The more I have talked about what I’m doing, the more people say things that make it clear that they have their own ideas and fantasies about this big trip. Mostly, these are untrue ideas. And, they seem to be committed to these dreams, regardless of my efforts to clarify. Even so, here are the top 10 myths people have about my travels (and a tiny bit of reality).
10. Europe = France
France wasn’t even on my original plan. I only ended up going there because I had a lovely invitation from a friend. Europe contains a lot of other countries. Many of which I am more interested in visiting than France.
France is fine. It’s just not at the top of my list.
9. France = Paris
When I was in France, people kept telling me to visit things that were near Paris.
I was over 450 miles away from Paris — so, um, no thanks.
8. Working Abroad = Taking a Sabbatical
I wish. No, I’m not on a 6-month vacation. I’ll be working the entire time I’m traveling.
7. Being in Europe = Seeing Every Single Landmark
Well, as I mentioned in #8, I’ll be keeping a regular work schedule, so I couldn’t possibly have enough time to see every tourist attraction on the continent. Additionally, I hate crowds and waiting in lines. So, while I expect to check out some things, I really don’t feel the need to pull out a guide book and make a to-do list.
6. Traveling to Europe = Falling in Love with an Exotic Stranger
Right. As if this is the easiest thing in the world to do. I have lived in the United States for 40 years and have never fallen in love. So, why would Europe be any different? Is there some sort of European love magic that I don’t know about? Will a hunky man — who is perfectly suited to me — drop right in front of my face? Um, I doubt it.
(Having said that, the men in Spain are ridiculously gorgeous,
so I would not likely run in the opposite direction, if one of them tried to talk to me.)
5. Traveling = Lying on the Beach All Day
While that sounds great, it’s not really possible, because — it’s winter. Yes, Europe has winter. The way I see it, it needs to be 78 degrees or warmer for me to hang out on the beach. I have only had one or two days where temperatures were above 70 (and only after I got to Spain), so it’s really not the right time of year for that fantasy. No umbrella drinks and suntan on this trip. I will have to do better next time.
4. Busy Schedule = You Really Are Taking a Sabbatical
Many clients and potential clients seem to think that if I can’t fit in their work, it’s because I’m sitting at a sidewalk café, eating a croissant, and making eyes at a euro-hottie — not because I have a ton of other work that I’ve already committed to. They are wrong. I’m working just as much as (actually, more than) I do when I’m at home.
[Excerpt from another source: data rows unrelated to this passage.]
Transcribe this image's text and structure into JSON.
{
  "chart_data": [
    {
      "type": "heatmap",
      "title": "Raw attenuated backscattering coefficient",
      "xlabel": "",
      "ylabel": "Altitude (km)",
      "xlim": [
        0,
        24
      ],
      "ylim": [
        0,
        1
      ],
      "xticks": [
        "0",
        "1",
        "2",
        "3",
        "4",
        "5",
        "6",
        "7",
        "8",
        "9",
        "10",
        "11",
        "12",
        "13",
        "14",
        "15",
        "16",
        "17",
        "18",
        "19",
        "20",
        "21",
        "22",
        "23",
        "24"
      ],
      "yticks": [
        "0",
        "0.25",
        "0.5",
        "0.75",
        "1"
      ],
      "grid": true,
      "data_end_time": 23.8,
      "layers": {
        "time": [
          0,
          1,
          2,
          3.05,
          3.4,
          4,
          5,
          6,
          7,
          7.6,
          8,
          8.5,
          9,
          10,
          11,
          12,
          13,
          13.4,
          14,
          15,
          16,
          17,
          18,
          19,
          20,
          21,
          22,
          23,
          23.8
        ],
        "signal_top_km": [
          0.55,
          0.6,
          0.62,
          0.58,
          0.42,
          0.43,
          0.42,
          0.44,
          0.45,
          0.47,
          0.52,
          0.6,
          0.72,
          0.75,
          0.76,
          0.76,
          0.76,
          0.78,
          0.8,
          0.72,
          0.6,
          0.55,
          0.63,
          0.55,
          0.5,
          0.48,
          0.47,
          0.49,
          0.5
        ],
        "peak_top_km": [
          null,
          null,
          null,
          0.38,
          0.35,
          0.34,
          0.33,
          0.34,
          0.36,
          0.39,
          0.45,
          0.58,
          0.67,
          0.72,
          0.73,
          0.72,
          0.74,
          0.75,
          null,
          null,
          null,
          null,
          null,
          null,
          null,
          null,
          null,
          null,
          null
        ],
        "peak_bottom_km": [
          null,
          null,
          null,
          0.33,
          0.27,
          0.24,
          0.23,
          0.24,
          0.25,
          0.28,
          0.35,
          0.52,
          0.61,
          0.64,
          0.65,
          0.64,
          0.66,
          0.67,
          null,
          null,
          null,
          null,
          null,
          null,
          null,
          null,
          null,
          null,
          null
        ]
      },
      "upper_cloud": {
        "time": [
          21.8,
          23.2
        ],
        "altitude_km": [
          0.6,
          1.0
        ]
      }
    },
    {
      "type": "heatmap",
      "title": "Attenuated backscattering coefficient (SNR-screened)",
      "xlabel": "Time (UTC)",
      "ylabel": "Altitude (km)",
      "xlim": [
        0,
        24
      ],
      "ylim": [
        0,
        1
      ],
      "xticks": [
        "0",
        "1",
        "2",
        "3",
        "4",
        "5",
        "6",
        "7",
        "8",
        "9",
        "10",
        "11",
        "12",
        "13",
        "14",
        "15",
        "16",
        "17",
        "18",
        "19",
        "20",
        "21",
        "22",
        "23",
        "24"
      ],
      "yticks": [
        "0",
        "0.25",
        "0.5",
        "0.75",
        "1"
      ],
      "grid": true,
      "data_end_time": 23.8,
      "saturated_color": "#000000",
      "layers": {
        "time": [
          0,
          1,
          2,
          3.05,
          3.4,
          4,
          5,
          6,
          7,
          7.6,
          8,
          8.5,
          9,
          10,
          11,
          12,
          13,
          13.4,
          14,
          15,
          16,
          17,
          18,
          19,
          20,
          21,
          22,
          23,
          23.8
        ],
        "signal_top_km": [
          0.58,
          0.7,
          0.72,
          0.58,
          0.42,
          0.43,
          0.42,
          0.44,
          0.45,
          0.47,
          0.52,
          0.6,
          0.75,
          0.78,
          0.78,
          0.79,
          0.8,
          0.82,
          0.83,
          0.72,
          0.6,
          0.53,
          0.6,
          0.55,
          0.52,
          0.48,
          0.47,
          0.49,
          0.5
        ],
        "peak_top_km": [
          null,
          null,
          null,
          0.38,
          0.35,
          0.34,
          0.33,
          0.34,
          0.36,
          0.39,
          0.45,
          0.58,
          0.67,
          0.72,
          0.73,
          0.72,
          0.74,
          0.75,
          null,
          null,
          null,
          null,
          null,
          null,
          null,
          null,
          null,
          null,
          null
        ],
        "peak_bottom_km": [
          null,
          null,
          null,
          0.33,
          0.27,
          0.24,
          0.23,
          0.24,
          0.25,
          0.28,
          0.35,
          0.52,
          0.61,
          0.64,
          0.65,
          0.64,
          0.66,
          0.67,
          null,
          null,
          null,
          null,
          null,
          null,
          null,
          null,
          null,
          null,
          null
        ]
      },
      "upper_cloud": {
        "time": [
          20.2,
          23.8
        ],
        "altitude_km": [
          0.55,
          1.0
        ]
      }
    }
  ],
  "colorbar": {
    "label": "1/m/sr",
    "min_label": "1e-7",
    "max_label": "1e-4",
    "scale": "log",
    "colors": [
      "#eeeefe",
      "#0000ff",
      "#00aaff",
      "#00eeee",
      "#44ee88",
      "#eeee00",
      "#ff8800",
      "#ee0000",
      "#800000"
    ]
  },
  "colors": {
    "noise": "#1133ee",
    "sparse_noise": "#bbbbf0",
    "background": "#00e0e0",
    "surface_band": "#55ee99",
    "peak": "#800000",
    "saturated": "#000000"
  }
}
3. Traveler = You’re Writing a Book
No, I’m really not. If I don’t have time to write a book in Atlanta (which I do not), then I’m not going to magically have the time while traveling. Newsflash: Elizabeth Gilbert got paid, in advance, to write Eat, Pray, Love. (In other words, THAT was her job.) I have no such deal. (I am open to the idea, though, if someone wants to send me someplace cool, I’ll happily write about it.)
2. I Know You = I’ll Love What You Love
Somehow people think that everything is amazing. I do not. Lots of things are great. Most things are not a must see. I got just as excited to see West Side Provisions (Atlanta place I’ve been) in a Jason Bateman movie as I did to see Big Ben (London place I’ve been) in Twilight. The experiences I like are simple and pretty much never, ever (ever) include a crowd or a tour guide. Thanks for the advice, but I’m just going to keep it simple.
1. Travel = The Glamorous Life
Not everything is perfect when you’re traveling. I’m not rolling like a movie star over here. So, while I completely recognize that when you’re the one at home, it can seem quite flashy for me to be off running around all over Europe, the reality is that there are regular challenges, ups and downs, good and bad – just like everywhere.